Demand for bonded warehouse storage in Africa has spiked since the onset of Covid-19, according to Dube Cargo Terminal manager Ricardo Isaac.
“This is likely due to shipping delays and production cycles that have been affected by the pandemic,” he told Freight News. “More recently we have also seen an increased need for short-term warehousing space in South Africa in particular.”
Isaac said this had been exacerbated after the social unrest in KwaZulu-Natal earlier this year.
“Demand for safe and efficient short-term distribution facilities definitely increased after the unrest.”
He said the pandemic had affected warehouse operations as significant efforts had been made to implement safe working protocols. “Reallocation of resources and redesign of physical workspaces have become commonplace, and unfortunately, in some extreme cases, this has led to a reduction in capacity and possibly longer processing times.”
According to Isaac, Special Economic Zones (SEZs) are well-positioned from an accessibility point of view, making them ideal options for warehousing. “Shorter supply chains are one of the inherent benefits of most SEZs, as suppliers and manufacturers are encouraged to locate within close proximity.
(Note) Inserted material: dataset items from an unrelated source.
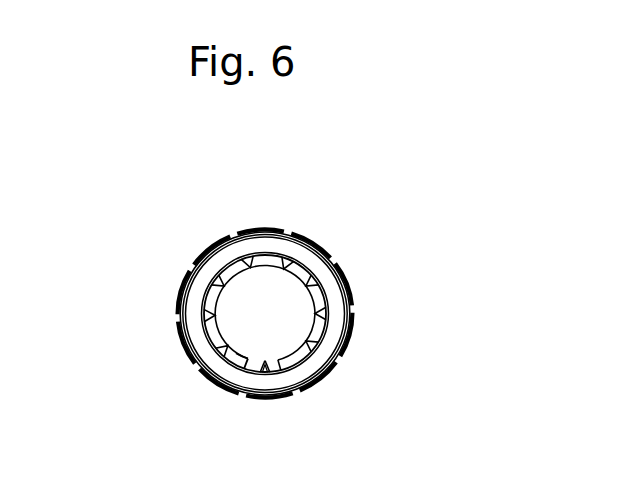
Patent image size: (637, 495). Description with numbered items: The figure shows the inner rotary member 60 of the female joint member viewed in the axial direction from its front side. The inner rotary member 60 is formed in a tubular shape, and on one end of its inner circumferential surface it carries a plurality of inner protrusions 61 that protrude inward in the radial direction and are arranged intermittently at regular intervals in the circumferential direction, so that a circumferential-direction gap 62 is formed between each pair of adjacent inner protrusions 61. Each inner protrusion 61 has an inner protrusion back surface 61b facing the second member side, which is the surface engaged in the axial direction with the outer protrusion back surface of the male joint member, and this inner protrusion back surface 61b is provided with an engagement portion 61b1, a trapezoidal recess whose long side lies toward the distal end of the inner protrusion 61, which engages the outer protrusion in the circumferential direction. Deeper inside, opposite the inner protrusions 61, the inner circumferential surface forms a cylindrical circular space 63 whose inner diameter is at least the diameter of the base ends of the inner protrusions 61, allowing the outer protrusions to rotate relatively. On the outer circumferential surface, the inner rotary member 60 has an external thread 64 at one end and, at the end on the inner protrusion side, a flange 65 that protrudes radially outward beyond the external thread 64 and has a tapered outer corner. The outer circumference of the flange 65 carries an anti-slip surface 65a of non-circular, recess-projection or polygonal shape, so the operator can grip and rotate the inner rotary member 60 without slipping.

The inner rotary member 60 is at (366, 242).
The inner protrusion 61 is at (296, 352).
The inner protrusion back surface 61b is at (248, 367).
The engagement portion 61b1 is at (236, 362).
The circumferential-direction gap 62 is at (272, 366).
The circular space 63 is at (218, 343).
The external thread 64 is at (195, 284).
The flange 65 is at (243, 229).
The anti-slip surface 65a is at (195, 263).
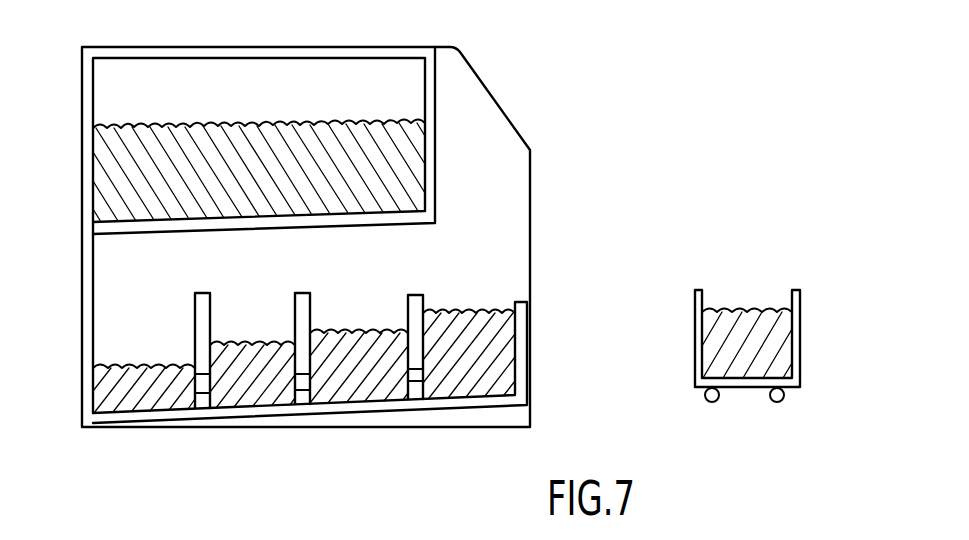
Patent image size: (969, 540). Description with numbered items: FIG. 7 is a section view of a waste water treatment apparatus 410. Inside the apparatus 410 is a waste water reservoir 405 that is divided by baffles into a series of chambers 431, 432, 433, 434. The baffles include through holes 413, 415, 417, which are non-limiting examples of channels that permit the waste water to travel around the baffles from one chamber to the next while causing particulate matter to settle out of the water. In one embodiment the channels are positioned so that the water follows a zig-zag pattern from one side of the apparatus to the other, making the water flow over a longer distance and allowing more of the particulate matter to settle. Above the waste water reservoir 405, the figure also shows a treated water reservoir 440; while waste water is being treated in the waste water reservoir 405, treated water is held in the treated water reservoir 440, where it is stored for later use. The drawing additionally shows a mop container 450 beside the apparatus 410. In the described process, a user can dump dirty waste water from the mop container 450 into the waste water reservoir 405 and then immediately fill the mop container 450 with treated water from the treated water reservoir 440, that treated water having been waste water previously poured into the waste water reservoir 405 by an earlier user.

The apparatus 410 is at (598, 128).
The treated water reservoir 440 is at (122, 170).
The waste water reservoir 405 is at (363, 317).
The through hole 415 is at (305, 378).
The through hole 413 is at (417, 381).
The through hole 417 is at (206, 383).
The chamber 434 is at (148, 392).
The chamber 433 is at (252, 383).
The chamber 432 is at (367, 377).
The chamber 431 is at (500, 342).
The mop container 450 is at (802, 305).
For warehousing and distribution, quick access and efficiency, along with the enhanced security of an SEZ, are a benefit to their potential customers.”
These are among the key reasons operators of warehousing and distribution facilities choose to be located within an SEZ. “Having access to good logistics infrastructure, together with assembly and manufacturing facilities nearby, results in operational efficiencies, while the fact that SEZs are customs-controlled areas also means that they are highly regulated and secure areas which are desirable for warehousing and distribution centres, which may carry valuable components or finished goods.”
With long supply chains having entrenched themselves in global manufacturing systems, warehousing, said Isaac, would now play a major role in production cycles as manufacturers looked at localisation and onshoring to mitigate against the risk of disruption to production and supply of critical components globally as a result of the emergence of new diseases and climate change.